Feeder Cattle Futures maintain a Bullish RSI reading above 50, at 56.64 and remained above support at 290 favoring a new all-time high above 310.55. Prices closed the week’s trading at 305.975, after setting a new all-time of 314.20 in this week's trading. With 5 waves-up visible, Bearish Opportunities may arise here from the top.

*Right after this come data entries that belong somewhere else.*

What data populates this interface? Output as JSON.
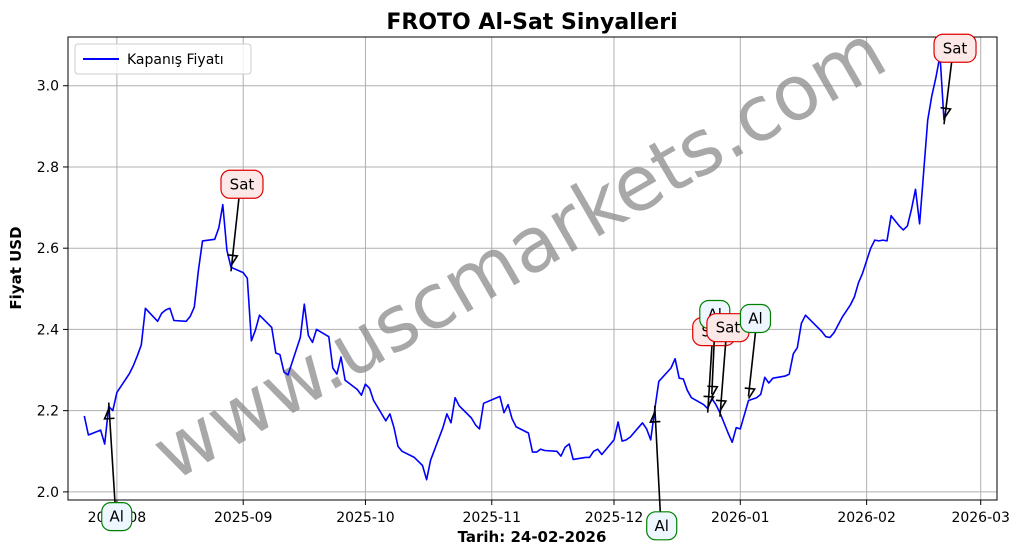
{
  "watermark": "www.uscmarkets.com",
  "chart_data": {
    "type": "line",
    "title": "FROTO Al-Sat Sinyalleri",
    "xlabel": "Tarih: 24-02-2026",
    "ylabel": "Fiyat USD",
    "x_type": "date",
    "xlim": [
      "2025-07-20",
      "2026-03-05"
    ],
    "ylim": [
      1.98,
      3.12
    ],
    "x_ticks": [
      "2025-08-01",
      "2025-09-01",
      "2025-10-01",
      "2025-11-01",
      "2025-12-01",
      "2026-01-01",
      "2026-02-01",
      "2026-03-01"
    ],
    "x_tick_labels": [
      "2025-08",
      "2025-09",
      "2025-10",
      "2025-11",
      "2025-12",
      "2026-01",
      "2026-02",
      "2026-03"
    ],
    "y_ticks": [
      2.0,
      2.2,
      2.4,
      2.6,
      2.8,
      3.0
    ],
    "y_tick_labels": [
      "2.0",
      "2.2",
      "2.4",
      "2.6",
      "2.8",
      "3.0"
    ],
    "grid": true,
    "legend_position": "top-left",
    "series": [
      {
        "name": "Kapanış Fiyatı",
        "color": "#0000ff",
        "points": [
          [
            "2025-07-24",
            2.187
          ],
          [
            "2025-07-25",
            2.14
          ],
          [
            "2025-07-28",
            2.152
          ],
          [
            "2025-07-29",
            2.118
          ],
          [
            "2025-07-30",
            2.21
          ],
          [
            "2025-07-31",
            2.2
          ],
          [
            "2025-08-01",
            2.245
          ],
          [
            "2025-08-04",
            2.29
          ],
          [
            "2025-08-05",
            2.31
          ],
          [
            "2025-08-06",
            2.335
          ],
          [
            "2025-08-07",
            2.362
          ],
          [
            "2025-08-08",
            2.452
          ],
          [
            "2025-08-11",
            2.42
          ],
          [
            "2025-08-12",
            2.44
          ],
          [
            "2025-08-13",
            2.448
          ],
          [
            "2025-08-14",
            2.452
          ],
          [
            "2025-08-15",
            2.422
          ],
          [
            "2025-08-18",
            2.42
          ],
          [
            "2025-08-19",
            2.432
          ],
          [
            "2025-08-20",
            2.455
          ],
          [
            "2025-08-21",
            2.545
          ],
          [
            "2025-08-22",
            2.618
          ],
          [
            "2025-08-25",
            2.622
          ],
          [
            "2025-08-26",
            2.65
          ],
          [
            "2025-08-27",
            2.707
          ],
          [
            "2025-08-28",
            2.595
          ],
          [
            "2025-08-29",
            2.553
          ],
          [
            "2025-09-01",
            2.54
          ],
          [
            "2025-09-02",
            2.526
          ],
          [
            "2025-09-03",
            2.372
          ],
          [
            "2025-09-04",
            2.398
          ],
          [
            "2025-09-05",
            2.435
          ],
          [
            "2025-09-08",
            2.405
          ],
          [
            "2025-09-09",
            2.342
          ],
          [
            "2025-09-10",
            2.338
          ],
          [
            "2025-09-11",
            2.295
          ],
          [
            "2025-09-12",
            2.288
          ],
          [
            "2025-09-15",
            2.38
          ],
          [
            "2025-09-16",
            2.462
          ],
          [
            "2025-09-17",
            2.385
          ],
          [
            "2025-09-18",
            2.368
          ],
          [
            "2025-09-19",
            2.4
          ],
          [
            "2025-09-22",
            2.382
          ],
          [
            "2025-09-23",
            2.305
          ],
          [
            "2025-09-24",
            2.29
          ],
          [
            "2025-09-25",
            2.332
          ],
          [
            "2025-09-26",
            2.275
          ],
          [
            "2025-09-29",
            2.252
          ],
          [
            "2025-09-30",
            2.238
          ],
          [
            "2025-10-01",
            2.265
          ],
          [
            "2025-10-02",
            2.255
          ],
          [
            "2025-10-03",
            2.225
          ],
          [
            "2025-10-06",
            2.175
          ],
          [
            "2025-10-07",
            2.192
          ],
          [
            "2025-10-08",
            2.158
          ],
          [
            "2025-10-09",
            2.112
          ],
          [
            "2025-10-10",
            2.1
          ],
          [
            "2025-10-13",
            2.085
          ],
          [
            "2025-10-14",
            2.075
          ],
          [
            "2025-10-15",
            2.065
          ],
          [
            "2025-10-16",
            2.03
          ],
          [
            "2025-10-17",
            2.078
          ],
          [
            "2025-10-20",
            2.158
          ],
          [
            "2025-10-21",
            2.192
          ],
          [
            "2025-10-22",
            2.17
          ],
          [
            "2025-10-23",
            2.232
          ],
          [
            "2025-10-24",
            2.212
          ],
          [
            "2025-10-27",
            2.182
          ],
          [
            "2025-10-28",
            2.165
          ],
          [
            "2025-10-29",
            2.155
          ],
          [
            "2025-10-30",
            2.218
          ],
          [
            "2025-11-03",
            2.235
          ],
          [
            "2025-11-04",
            2.195
          ],
          [
            "2025-11-05",
            2.215
          ],
          [
            "2025-11-06",
            2.18
          ],
          [
            "2025-11-07",
            2.16
          ],
          [
            "2025-11-10",
            2.145
          ],
          [
            "2025-11-11",
            2.098
          ],
          [
            "2025-11-12",
            2.098
          ],
          [
            "2025-11-13",
            2.105
          ],
          [
            "2025-11-14",
            2.102
          ],
          [
            "2025-11-17",
            2.1
          ],
          [
            "2025-11-18",
            2.088
          ],
          [
            "2025-11-19",
            2.11
          ],
          [
            "2025-11-20",
            2.118
          ],
          [
            "2025-11-21",
            2.08
          ],
          [
            "2025-11-24",
            2.085
          ],
          [
            "2025-11-25",
            2.085
          ],
          [
            "2025-11-26",
            2.1
          ],
          [
            "2025-11-27",
            2.105
          ],
          [
            "2025-11-28",
            2.092
          ],
          [
            "2025-12-01",
            2.128
          ],
          [
            "2025-12-02",
            2.172
          ],
          [
            "2025-12-03",
            2.125
          ],
          [
            "2025-12-04",
            2.128
          ],
          [
            "2025-12-05",
            2.135
          ],
          [
            "2025-12-08",
            2.17
          ],
          [
            "2025-12-09",
            2.155
          ],
          [
            "2025-12-10",
            2.128
          ],
          [
            "2025-12-11",
            2.202
          ],
          [
            "2025-12-12",
            2.272
          ],
          [
            "2025-12-15",
            2.305
          ],
          [
            "2025-12-16",
            2.328
          ],
          [
            "2025-12-17",
            2.28
          ],
          [
            "2025-12-18",
            2.278
          ],
          [
            "2025-12-19",
            2.25
          ],
          [
            "2025-12-20",
            2.232
          ],
          [
            "2025-12-23",
            2.215
          ],
          [
            "2025-12-24",
            2.205
          ],
          [
            "2025-12-25",
            2.23
          ],
          [
            "2025-12-26",
            2.215
          ],
          [
            "2025-12-27",
            2.195
          ],
          [
            "2025-12-29",
            2.145
          ],
          [
            "2025-12-30",
            2.122
          ],
          [
            "2025-12-31",
            2.158
          ],
          [
            "2026-01-01",
            2.155
          ],
          [
            "2026-01-02",
            2.19
          ],
          [
            "2026-01-03",
            2.225
          ],
          [
            "2026-01-05",
            2.232
          ],
          [
            "2026-01-06",
            2.24
          ],
          [
            "2026-01-07",
            2.282
          ],
          [
            "2026-01-08",
            2.268
          ],
          [
            "2026-01-09",
            2.28
          ],
          [
            "2026-01-12",
            2.285
          ],
          [
            "2026-01-13",
            2.29
          ],
          [
            "2026-01-14",
            2.34
          ],
          [
            "2026-01-15",
            2.355
          ],
          [
            "2026-01-16",
            2.415
          ],
          [
            "2026-01-17",
            2.435
          ],
          [
            "2026-01-19",
            2.415
          ],
          [
            "2026-01-20",
            2.405
          ],
          [
            "2026-01-21",
            2.395
          ],
          [
            "2026-01-22",
            2.382
          ],
          [
            "2026-01-23",
            2.38
          ],
          [
            "2026-01-24",
            2.392
          ],
          [
            "2026-01-26",
            2.43
          ],
          [
            "2026-01-28",
            2.46
          ],
          [
            "2026-01-29",
            2.48
          ],
          [
            "2026-01-30",
            2.515
          ],
          [
            "2026-01-31",
            2.538
          ],
          [
            "2026-02-02",
            2.6
          ],
          [
            "2026-02-03",
            2.62
          ],
          [
            "2026-02-04",
            2.618
          ],
          [
            "2026-02-05",
            2.62
          ],
          [
            "2026-02-06",
            2.618
          ],
          [
            "2026-02-07",
            2.68
          ],
          [
            "2026-02-09",
            2.655
          ],
          [
            "2026-02-10",
            2.645
          ],
          [
            "2026-02-11",
            2.655
          ],
          [
            "2026-02-12",
            2.695
          ],
          [
            "2026-02-13",
            2.745
          ],
          [
            "2026-02-14",
            2.66
          ],
          [
            "2026-02-16",
            2.915
          ],
          [
            "2026-02-17",
            2.975
          ],
          [
            "2026-02-18",
            3.02
          ],
          [
            "2026-02-19",
            3.075
          ],
          [
            "2026-02-20",
            2.915
          ]
        ]
      }
    ],
    "annotations": [
      {
        "label": "Al",
        "type": "buy",
        "point": [
          "2025-07-30",
          2.21
        ]
      },
      {
        "label": "Sat",
        "type": "sell",
        "point": [
          "2025-08-29",
          2.553
        ]
      },
      {
        "label": "Al",
        "type": "buy",
        "point": [
          "2025-12-11",
          2.202
        ]
      },
      {
        "label": "Sat",
        "type": "sell",
        "point": [
          "2025-12-24",
          2.205
        ]
      },
      {
        "label": "Al",
        "type": "buy",
        "point": [
          "2025-12-25",
          2.23
        ]
      },
      {
        "label": "Sat",
        "type": "sell",
        "point": [
          "2025-12-27",
          2.195
        ]
      },
      {
        "label": "Al",
        "type": "buy",
        "point": [
          "2026-01-03",
          2.225
        ]
      },
      {
        "label": "Sat",
        "type": "sell",
        "point": [
          "2026-02-20",
          2.915
        ]
      }
    ],
    "colors": {
      "buy_edge": "#008000",
      "buy_fill": "#eef7ff",
      "sell_edge": "#e00000",
      "sell_fill": "#fde8e8"
    }
  }
}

Breaks of Short-term support at 290 would confirm a peak
Any new marginal new high beyond 310 needed to complete Wave 5 would aim for 318.75, as the potential upper projection for a Wave 5 top to form, as mentioned last week. The potential top of Wave 5 came in between 310 and 318.75, at 314.20. We can continue to list 290 as support, as any drop below that level would take prices back into the span of the previous 4th wave triangle, indicating Wave 5 had likely peaked.
Conclusion
With a Wave 5 potentially complete, we are awaiting confirmation of a top to be registered. Structural Support is nearby at the wave 4 triangle endpoint of 281.90. If price continues lower and we witness moves below 281.90, move to confidently Bearish expecting declines to break Trend Channel Support in Wave A of a larger A,B,C Corrective Wave after 5-waves up complete in an Impulsive Wave as per the Elliott Wave Theory model. A break below 50 in RSI, currently at 56.64 or drop in prices below 290, currently at 305.975, would be a good early confirmation that Wave 5 indeed was finished and Wave A lower to beneath 281.90 had started the larger ABC Corrective Wave following a 12345 Impulsive Wave, ending in a Wave 5 thrust to 314.20 from a Wave 4 Bullish Running Triangle.